SENEGAL-SANTE-PREVENTION
Dakar, 2 sept (APS) – Le Sénégal a atteint, au premier semestre 2026, un taux de couverture de 80% pour la première dose du vaccin contre le papillomavirus humain (HPV), une famille de virus très fréquents infectant la peau et les muqueuses, se transmettant de contact cutané et par voie sexuelle, a-t-on appris mercredi du chef du bureau formation et supervision de la division de l’immunisation du Programme élargi de vaccination (PEV).
‘’Le plan de relance de la vaccination élaboré en 2022 a permis d’avoir un taux de 80 % concernant la première dose et 72 % concernant la deuxième dose lors de ce premier semestre de l’année en cours’’, a déclaré Abdoulaye Mangane.
Le chef du bureau formation et supervision de la division de l’immunisation du Programme élargi de vaccination faisait une présentation à l’occasion d’un atelier consacré au plaidoyer en faveur de la vaccination contre le HPV organisé par l’Association des femmes médecins du Sénégal (AFEMS).
Ces performances placent le Sénégal sur une trajectoire favorable pour l’atteinte de l’objectif de 90 % de couverture vaccinale contre le papillomavirus humain d’ici à 2030, conformément aux recommandations de l’Organisation mondiale de la Santé (OMS).
La progression de la couverture vaccinale reste toutefois confrontée à plusieurs difficultés, a relevé Abdoulaye Mangane, citant notamment l’hésitation vaccinale, les rumeurs et les fausses informations qui alimentent la méfiance chez certaines communautés.

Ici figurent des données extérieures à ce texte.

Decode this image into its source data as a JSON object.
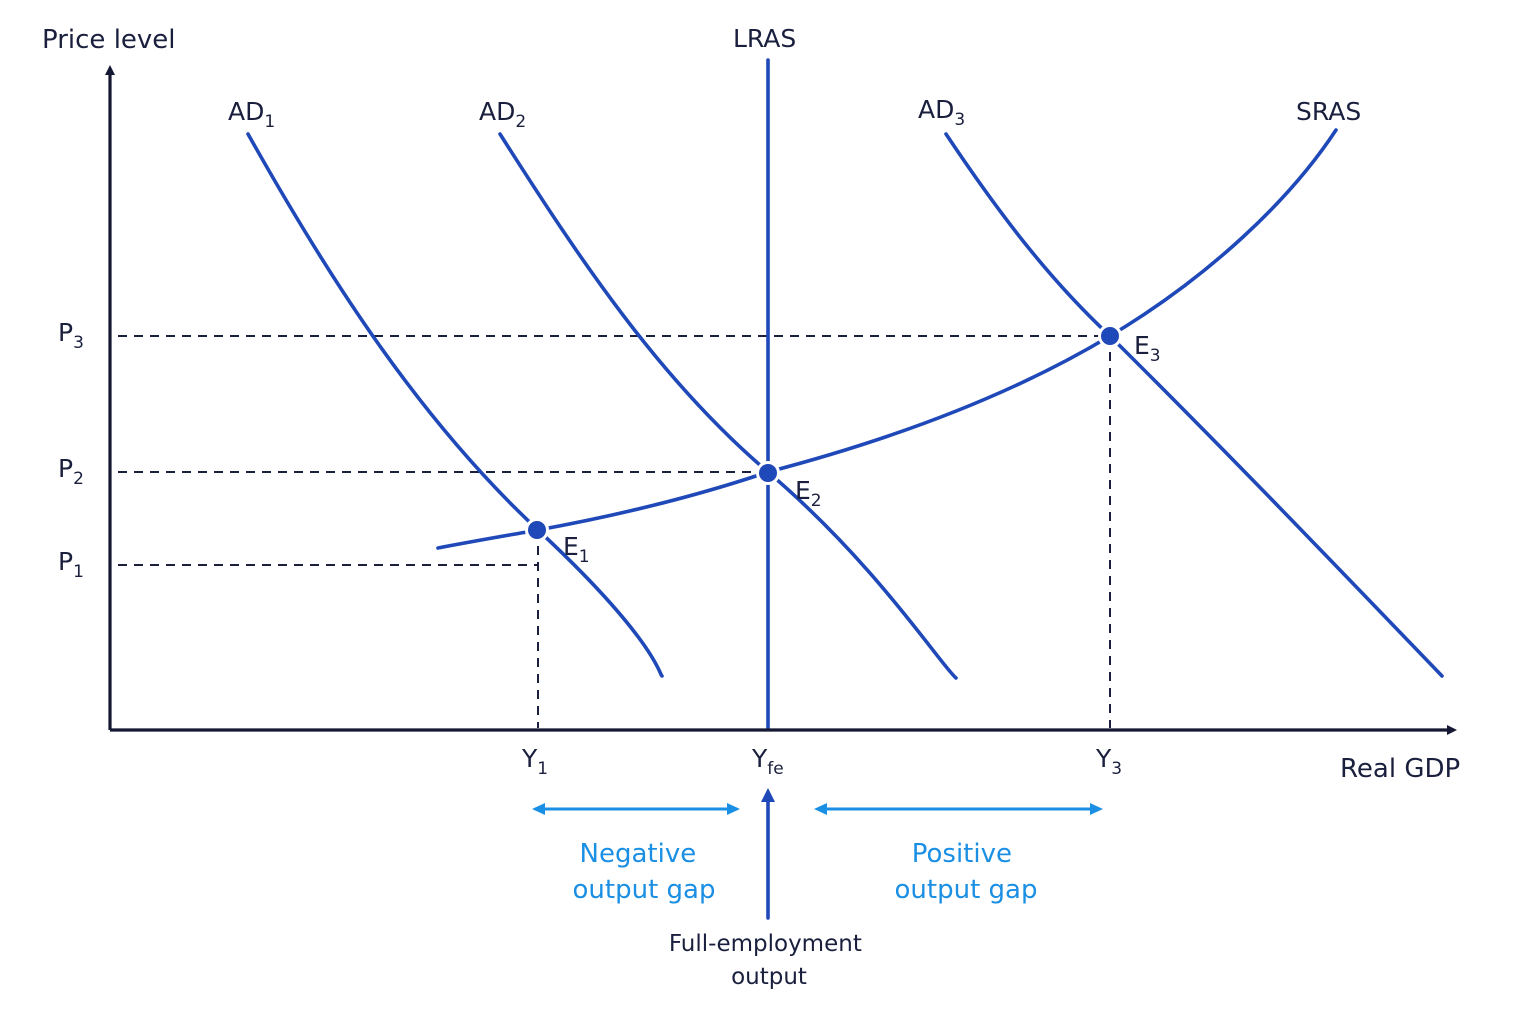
{
  "axes": {
    "y_title": "Price level",
    "x_title": "Real GDP"
  },
  "curves": {
    "lras": "LRAS",
    "sras": "SRAS",
    "ad1": {
      "base": "AD",
      "sub": "1"
    },
    "ad2": {
      "base": "AD",
      "sub": "2"
    },
    "ad3": {
      "base": "AD",
      "sub": "3"
    }
  },
  "price_levels": {
    "p1": {
      "base": "P",
      "sub": "1"
    },
    "p2": {
      "base": "P",
      "sub": "2"
    },
    "p3": {
      "base": "P",
      "sub": "3"
    }
  },
  "outputs": {
    "y1": {
      "base": "Y",
      "sub": "1"
    },
    "yfe": {
      "base": "Y",
      "sub": "fe"
    },
    "y3": {
      "base": "Y",
      "sub": "3"
    }
  },
  "equilibria": {
    "e1": {
      "base": "E",
      "sub": "1"
    },
    "e2": {
      "base": "E",
      "sub": "2"
    },
    "e3": {
      "base": "E",
      "sub": "3"
    }
  },
  "annotations": {
    "negative_gap": {
      "line1": "Negative",
      "line2": "output gap"
    },
    "positive_gap": {
      "line1": "Positive",
      "line2": "output gap"
    },
    "full_employment": {
      "line1": "Full-employment",
      "line2": "output"
    }
  },
  "colors": {
    "curves": "#1f48b8",
    "axes": "#141833",
    "gap_annotations": "#1a8fe3",
    "text": "#1a1f3d"
  }
}
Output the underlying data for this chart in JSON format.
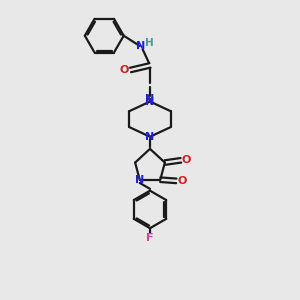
{
  "bg_color": "#e8e8e8",
  "bond_color": "#1a1a1a",
  "N_color": "#2222cc",
  "O_color": "#cc2222",
  "F_color": "#cc44aa",
  "H_color": "#449999",
  "lw": 1.6,
  "xlim": [
    0,
    10
  ],
  "ylim": [
    0,
    13
  ]
}
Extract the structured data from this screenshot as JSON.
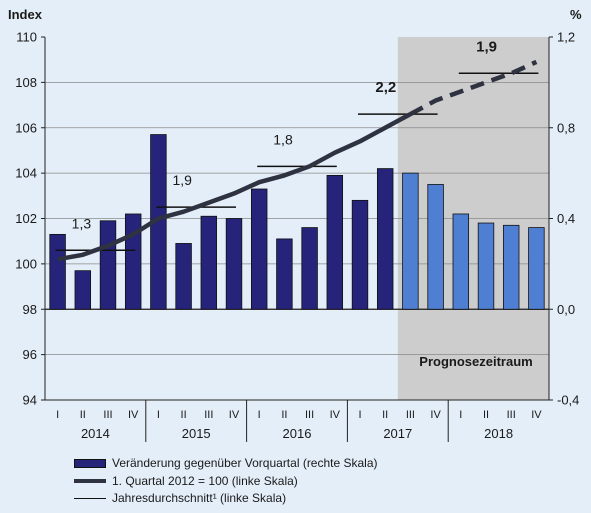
{
  "chart_data": {
    "type": "bar",
    "left_axis_label": "Index",
    "right_axis_label": "%",
    "left_ylim": [
      94,
      110
    ],
    "right_ylim": [
      -0.4,
      1.2
    ],
    "left_ticks": [
      "94",
      "96",
      "98",
      "100",
      "102",
      "104",
      "106",
      "108",
      "110"
    ],
    "right_ticks": [
      "-0,4",
      "0,0",
      "0,4",
      "0,8",
      "1,2"
    ],
    "quarters": [
      "I",
      "II",
      "III",
      "IV",
      "I",
      "II",
      "III",
      "IV",
      "I",
      "II",
      "III",
      "IV",
      "I",
      "II",
      "III",
      "IV",
      "I",
      "II",
      "III",
      "IV"
    ],
    "years": [
      "2014",
      "2015",
      "2016",
      "2017",
      "2018"
    ],
    "forecast_label": "Prognosezeitraum",
    "forecast_start_index": 14,
    "bars": {
      "name": "Veränderung gegenüber Vorquartal (rechte Skala)",
      "values": [
        0.33,
        0.17,
        0.39,
        0.42,
        0.77,
        0.29,
        0.41,
        0.4,
        0.53,
        0.31,
        0.36,
        0.59,
        0.48,
        0.62,
        0.6,
        0.55,
        0.42,
        0.38,
        0.37,
        0.36
      ],
      "color": "#25237a",
      "forecast_color": "#4f7fd2"
    },
    "index_line": {
      "name": "1. Quartal 2012 = 100 (linke Skala)",
      "values": [
        100.2,
        100.4,
        100.8,
        101.3,
        102.0,
        102.3,
        102.7,
        103.1,
        103.6,
        103.9,
        104.3,
        104.9,
        105.4,
        106.0,
        106.6,
        107.2,
        107.6,
        108.0,
        108.4,
        108.9
      ],
      "color": "#2f3341"
    },
    "annual_average": {
      "name": "Jahresdurchschnitt¹ (linke Skala)",
      "values": [
        100.6,
        102.5,
        104.3,
        106.6,
        108.4
      ],
      "labels": [
        "1,3",
        "1,9",
        "1,8",
        "2,2",
        "1,9"
      ]
    }
  },
  "legend": {
    "bars": "Veränderung gegenüber Vorquartal (rechte Skala)",
    "index_line": "1. Quartal 2012 = 100 (linke Skala)",
    "annual_average": "Jahresdurchschnitt¹ (linke Skala)"
  }
}
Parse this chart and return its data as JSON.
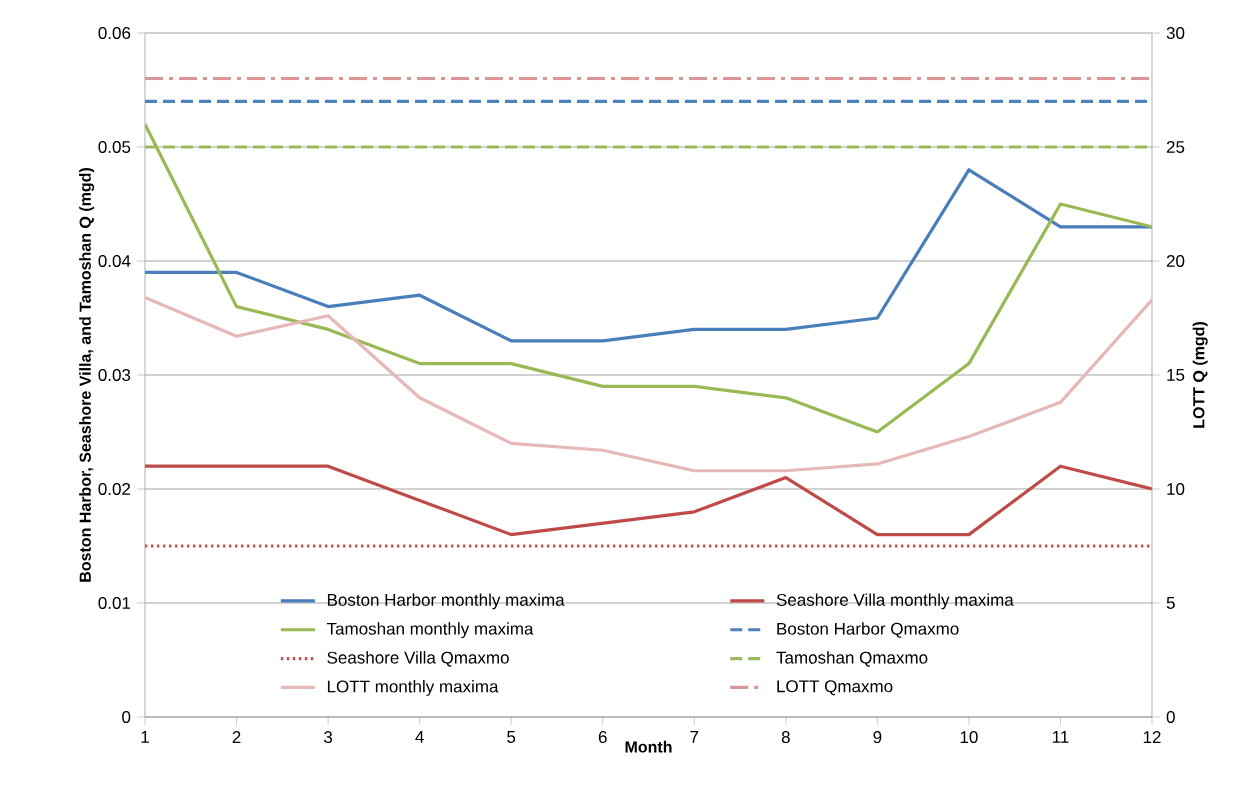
{
  "chart_data": {
    "type": "line",
    "xlabel": "Month",
    "ylabel": "Boston Harbor, Seashore Villa, and Tamoshan  Q (mgd)",
    "y2label": "LOTT Q (mgd)",
    "x": [
      1,
      2,
      3,
      4,
      5,
      6,
      7,
      8,
      9,
      10,
      11,
      12
    ],
    "xlim": [
      1,
      12
    ],
    "xticks": [
      1,
      2,
      3,
      4,
      5,
      6,
      7,
      8,
      9,
      10,
      11,
      12
    ],
    "ylim": [
      0,
      0.06
    ],
    "yticks": [
      0,
      0.01,
      0.02,
      0.03,
      0.04,
      0.05,
      0.06
    ],
    "y2lim": [
      0,
      30
    ],
    "y2ticks": [
      0,
      5,
      10,
      15,
      20,
      25,
      30
    ],
    "grid": "y",
    "legend": "bottom",
    "marker": "none",
    "series": [
      {
        "name": "Boston Harbor monthly maxima",
        "color": "#4a7ebb",
        "line_style": "solid",
        "values": [
          0.039,
          0.039,
          0.036,
          0.037,
          0.033,
          0.033,
          0.034,
          0.034,
          0.035,
          0.048,
          0.043,
          0.043
        ]
      },
      {
        "name": "Seashore Villa monthly maxima",
        "color": "#be4b48",
        "line_style": "solid",
        "values": [
          0.022,
          0.022,
          0.022,
          0.019,
          0.016,
          0.017,
          0.018,
          0.021,
          0.016,
          0.016,
          0.022,
          0.02
        ]
      },
      {
        "name": "Tamoshan monthly maxima",
        "color": "#98b954",
        "line_style": "solid",
        "values": [
          0.052,
          0.036,
          0.034,
          0.031,
          0.031,
          0.029,
          0.029,
          0.028,
          0.025,
          0.031,
          0.045,
          0.043
        ]
      },
      {
        "name": "Boston Harbor Qmaxmo",
        "color": "#4f81bd",
        "line_style": "dashed",
        "values": [
          0.054,
          0.054,
          0.054,
          0.054,
          0.054,
          0.054,
          0.054,
          0.054,
          0.054,
          0.054,
          0.054,
          0.054
        ]
      },
      {
        "name": "Seashore Villa Qmaxmo",
        "color": "#c0504d",
        "line_style": "dotted",
        "values": [
          0.015,
          0.015,
          0.015,
          0.015,
          0.015,
          0.015,
          0.015,
          0.015,
          0.015,
          0.015,
          0.015,
          0.015
        ]
      },
      {
        "name": "Tamoshan Qmaxmo",
        "color": "#9bbb59",
        "line_style": "dashed",
        "values": [
          0.05,
          0.05,
          0.05,
          0.05,
          0.05,
          0.05,
          0.05,
          0.05,
          0.05,
          0.05,
          0.05,
          0.05
        ]
      },
      {
        "name": "LOTT monthly  maxima",
        "color": "#e6b9b8",
        "line_style": "solid",
        "axis": "y2",
        "values": [
          18.4,
          16.7,
          17.6,
          14.0,
          12.0,
          11.7,
          10.8,
          10.8,
          11.1,
          12.3,
          13.8,
          18.3
        ]
      },
      {
        "name": "LOTT Qmaxmo",
        "color": "#d99694",
        "line_style": "dashdot",
        "axis": "y2",
        "values": [
          28,
          28,
          28,
          28,
          28,
          28,
          28,
          28,
          28,
          28,
          28,
          28
        ]
      }
    ]
  }
}
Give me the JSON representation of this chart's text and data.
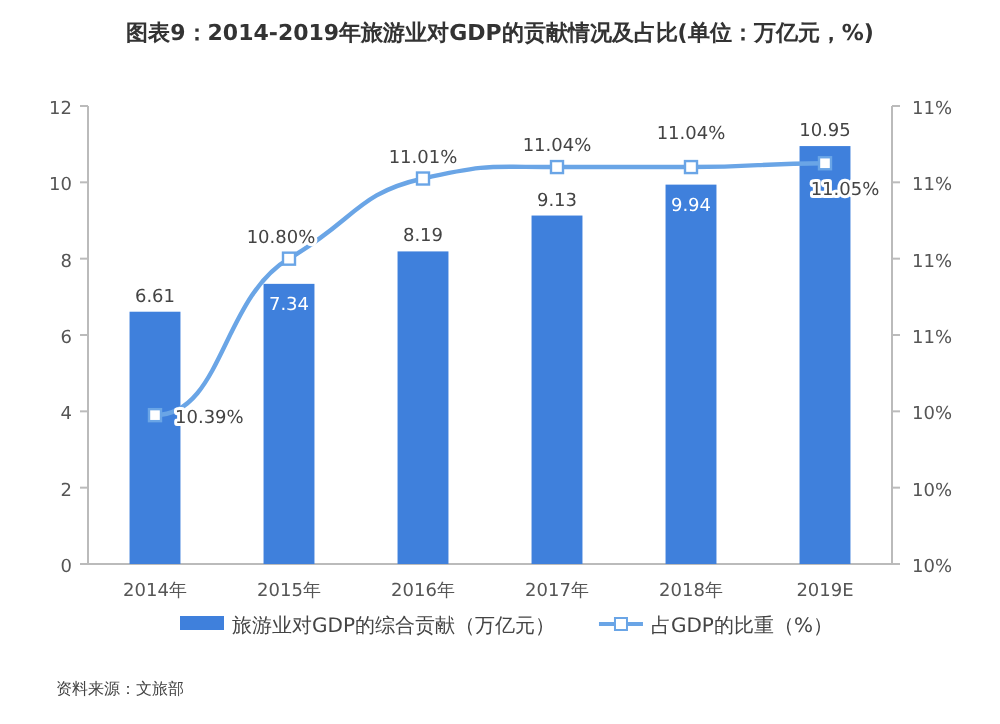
{
  "chart_data": {
    "type": "bar",
    "title": "图表9：2014-2019年旅游业对GDP的贡献情况及占比(单位：万亿元，%)",
    "categories": [
      "2014年",
      "2015年",
      "2016年",
      "2017年",
      "2018年",
      "2019E"
    ],
    "series": [
      {
        "name": "旅游业对GDP的综合贡献（万亿元）",
        "color": "#3f80dc",
        "values": [
          6.61,
          7.34,
          8.19,
          9.13,
          9.94,
          10.95
        ]
      },
      {
        "name": "占GDP的比重（%）",
        "type": "line",
        "axis": "y2",
        "color": "#6aa5e6",
        "marker": "square",
        "values": [
          10.39,
          10.8,
          11.01,
          11.04,
          11.04,
          11.05
        ],
        "value_labels": [
          "10.39%",
          "10.80%",
          "11.01%",
          "11.04%",
          "11.04%",
          "11.05%"
        ]
      }
    ],
    "ylim": [
      0,
      12
    ],
    "yticks": [
      0,
      2,
      4,
      6,
      8,
      10,
      12
    ],
    "y2lim": [
      10,
      11.2
    ],
    "y2ticks": [
      {
        "value": 10,
        "label": "10%"
      },
      {
        "value": 10.2,
        "label": "10%"
      },
      {
        "value": 10.4,
        "label": "10%"
      },
      {
        "value": 10.6,
        "label": "11%"
      },
      {
        "value": 10.8,
        "label": "11%"
      },
      {
        "value": 11,
        "label": "11%"
      },
      {
        "value": 11.2,
        "label": "11%"
      }
    ],
    "data_labels": true,
    "grid": false,
    "legend": "bottom",
    "annotations": [
      "资料来源：文旅部"
    ]
  }
}
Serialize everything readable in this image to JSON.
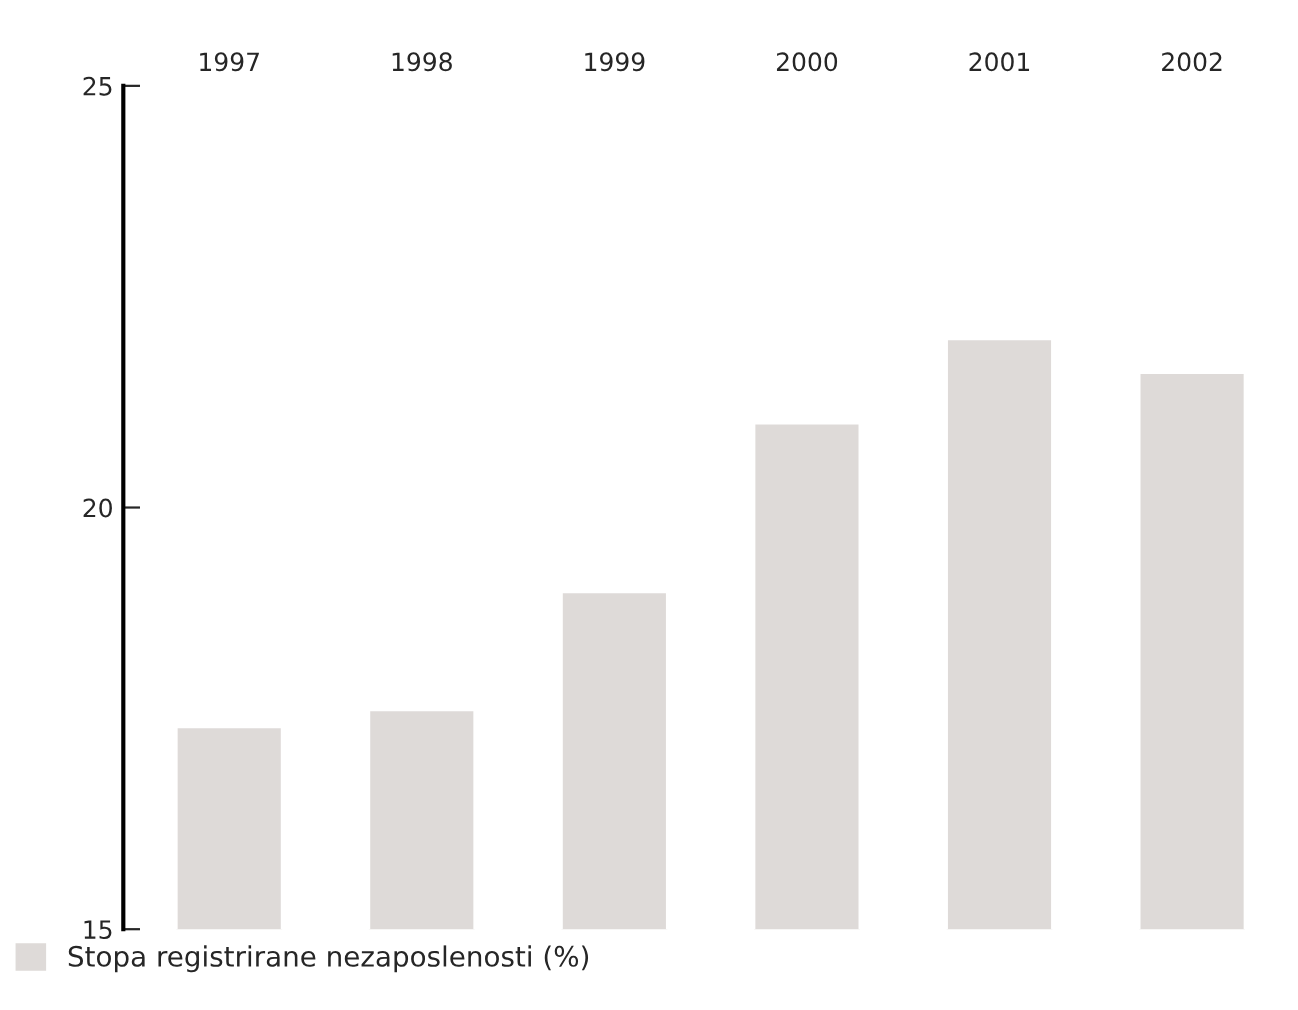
{
  "chart_data": {
    "type": "bar",
    "categories": [
      "1997",
      "1998",
      "1999",
      "2000",
      "2001",
      "2002"
    ],
    "series": [
      {
        "name": "Stopa registrirane nezaposlenosti (%)",
        "color": "#dedad8",
        "values": [
          17.4,
          17.6,
          19.0,
          21.0,
          22.0,
          21.6
        ]
      }
    ],
    "ylim": [
      15,
      25
    ],
    "yticks": [
      15,
      20,
      25
    ],
    "grid": false,
    "legend": "bottom left"
  }
}
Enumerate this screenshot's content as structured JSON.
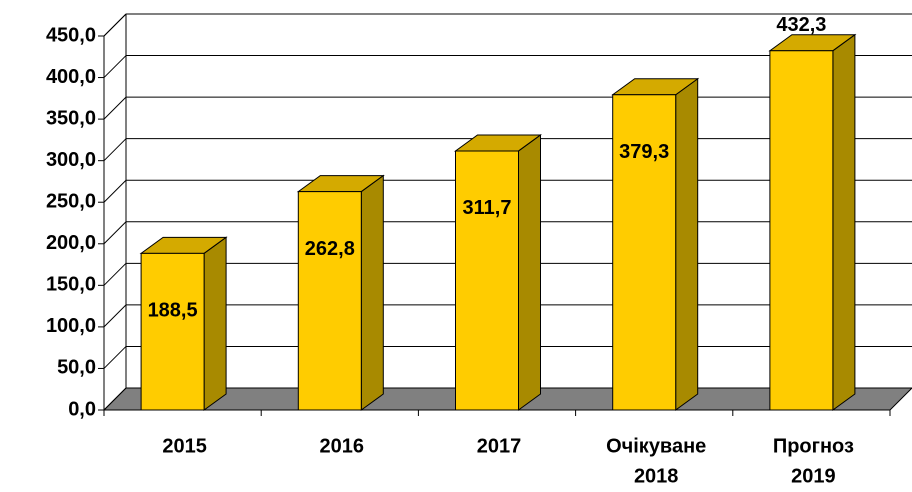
{
  "chart_data": {
    "type": "bar3d",
    "categories": [
      [
        "2015"
      ],
      [
        "2016"
      ],
      [
        "2017"
      ],
      [
        "Очікуване",
        "2018"
      ],
      [
        "Прогноз",
        "2019"
      ]
    ],
    "values": [
      188.5,
      262.8,
      311.7,
      379.3,
      432.3
    ],
    "value_labels": [
      "188,5",
      "262,8",
      "311,7",
      "379,3",
      "432,3"
    ],
    "color": "#ffcc00",
    "ylim": [
      0,
      450
    ],
    "yticks": [
      {
        "value": 0,
        "label": "0,0"
      },
      {
        "value": 50,
        "label": "50,0"
      },
      {
        "value": 100,
        "label": "100,0"
      },
      {
        "value": 150,
        "label": "150,0"
      },
      {
        "value": 200,
        "label": "200,0"
      },
      {
        "value": 250,
        "label": "250,0"
      },
      {
        "value": 300,
        "label": "300,0"
      },
      {
        "value": 350,
        "label": "350,0"
      },
      {
        "value": 400,
        "label": "400,0"
      },
      {
        "value": 450,
        "label": "450,0"
      }
    ],
    "grid": true
  }
}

Le refus ou l’hésitation de certains parents constitue également un obstacle, avec des cas particulièrement signalés dans des établissements scolaires privés, a-t-il fait remarquer.
Selon lui, le rattrapage multi-cohorte représente un autre défi opérationnel, en raison de la nécessité de gérer simultanément plusieurs cohortes de jeunes filles.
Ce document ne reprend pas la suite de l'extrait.